Pakistan PM Orders Reopening of Main Borders With Afghanistan Amid Tense Relations

afghanistan pakistan border
Afghan nationals carry their passports as they wait to extend their visas outside the Pakistani immigration office in Peshawar on March 13. AFP/Getty

Pakistan Prime Minister Nawaz Sharif on Monday ordered the re-opening of the two main border crossings to Afghanistan, after their closure last month following a series of attacks that Islamabad blamed on militants operating from across the frontier.

Relations between the countries have been tense in recent months, with both accusing each other of not doing enough to tackle militants.

Pakistan last month shut the crossing at Torkham, on the road from the northwest city Peshawar to the Afghan city of Jalalabad, and at Chaman, on the road between the southwestern city of Quetta and Kandahar in Afghanistan.

The government acted after more than 130 people were killed in a spate of attacks by Pakistani militants that Islamabad says have taken shelter in Afghanistan. Afghanistan denies harboring them.

Afghanistan has long accused Pakistan of turning a blind eye to Afghan Taliban commanders on its soil and even of supporting the militant group, something Islamabad denies.

"Pakistani Prime Minister Nawaz Sharif has issued orders to immediately open the Pakistan-Afghanistan border," Sharif's office said in a statement.

Sharif said this was being done despite recent militant attacks in Pakistan being traced back to militants using Afghan sanctuaries.

"We hope that the Afghanistan government will take all necessary actions to eliminate the reasons for which this step (border closure) was taken."

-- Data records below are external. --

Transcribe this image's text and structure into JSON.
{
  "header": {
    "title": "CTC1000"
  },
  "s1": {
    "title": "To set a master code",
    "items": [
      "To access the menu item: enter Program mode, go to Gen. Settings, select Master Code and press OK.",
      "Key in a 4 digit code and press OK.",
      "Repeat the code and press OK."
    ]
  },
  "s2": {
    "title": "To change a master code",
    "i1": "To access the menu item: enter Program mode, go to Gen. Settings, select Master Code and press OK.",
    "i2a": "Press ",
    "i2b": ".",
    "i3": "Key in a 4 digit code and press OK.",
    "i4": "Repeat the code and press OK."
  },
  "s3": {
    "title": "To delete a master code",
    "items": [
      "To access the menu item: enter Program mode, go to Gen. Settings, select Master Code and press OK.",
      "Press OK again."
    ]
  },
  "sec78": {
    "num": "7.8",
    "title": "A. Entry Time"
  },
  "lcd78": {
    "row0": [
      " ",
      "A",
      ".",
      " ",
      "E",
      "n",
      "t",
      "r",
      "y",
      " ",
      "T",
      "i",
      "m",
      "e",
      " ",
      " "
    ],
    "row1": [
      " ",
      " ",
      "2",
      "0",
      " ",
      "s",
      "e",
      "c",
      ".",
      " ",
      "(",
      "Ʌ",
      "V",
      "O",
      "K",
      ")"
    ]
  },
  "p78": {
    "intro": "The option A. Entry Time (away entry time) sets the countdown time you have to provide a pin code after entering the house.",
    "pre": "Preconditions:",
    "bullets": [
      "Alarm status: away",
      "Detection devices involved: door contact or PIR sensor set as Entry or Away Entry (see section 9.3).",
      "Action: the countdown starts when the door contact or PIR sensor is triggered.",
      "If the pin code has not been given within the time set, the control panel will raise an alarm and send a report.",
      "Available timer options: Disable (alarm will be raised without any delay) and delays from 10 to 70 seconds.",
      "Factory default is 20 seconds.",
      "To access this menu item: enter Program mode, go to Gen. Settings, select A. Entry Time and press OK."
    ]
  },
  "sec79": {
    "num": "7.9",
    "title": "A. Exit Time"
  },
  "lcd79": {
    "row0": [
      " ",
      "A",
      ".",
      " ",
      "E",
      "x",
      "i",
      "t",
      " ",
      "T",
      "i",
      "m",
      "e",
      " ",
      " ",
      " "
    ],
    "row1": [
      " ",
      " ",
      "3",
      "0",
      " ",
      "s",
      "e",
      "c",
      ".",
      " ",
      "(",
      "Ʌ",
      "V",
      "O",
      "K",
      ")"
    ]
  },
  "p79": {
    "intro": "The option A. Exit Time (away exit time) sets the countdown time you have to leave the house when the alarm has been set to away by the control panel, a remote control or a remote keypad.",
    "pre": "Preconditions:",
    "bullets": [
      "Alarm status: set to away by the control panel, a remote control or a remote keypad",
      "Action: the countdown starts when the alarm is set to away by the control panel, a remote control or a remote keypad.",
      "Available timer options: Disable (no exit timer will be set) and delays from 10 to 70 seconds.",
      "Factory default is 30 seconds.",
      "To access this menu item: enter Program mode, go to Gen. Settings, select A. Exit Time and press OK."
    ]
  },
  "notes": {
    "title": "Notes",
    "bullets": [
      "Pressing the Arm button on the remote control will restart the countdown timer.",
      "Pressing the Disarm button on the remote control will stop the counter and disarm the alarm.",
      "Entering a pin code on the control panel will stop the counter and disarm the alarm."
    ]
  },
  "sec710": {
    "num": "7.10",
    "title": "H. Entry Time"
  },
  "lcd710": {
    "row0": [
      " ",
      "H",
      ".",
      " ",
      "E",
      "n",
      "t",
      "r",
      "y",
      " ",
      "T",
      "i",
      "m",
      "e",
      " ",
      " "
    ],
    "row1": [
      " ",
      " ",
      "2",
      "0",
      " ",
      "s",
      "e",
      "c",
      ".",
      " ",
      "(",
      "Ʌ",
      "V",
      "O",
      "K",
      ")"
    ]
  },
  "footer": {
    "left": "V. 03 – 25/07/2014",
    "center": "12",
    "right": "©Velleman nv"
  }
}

Pakistani security sources said several Pakistani Taliban commanders were killed in a U.S. drone strike last week inside Afghanistan, though neither country has confirmed the attack.

Attahullah Khogyani, a spokesman for the governor of the Afghan province of Nangarhar governor, said border talks are ongoing but the gates at Torkham haven't been opened yet.

Closing the border crossings chokes off key trading routes for landlocked Afghanistan, although it also has trade ties with other neighbors, such as Iran.

Last year, Pakistan started building a barrier at Torkham, angering Afghanistan which rejects the colonial-era Durand Line border drawn up in 1893 and does not want a solid recognition of the boundary.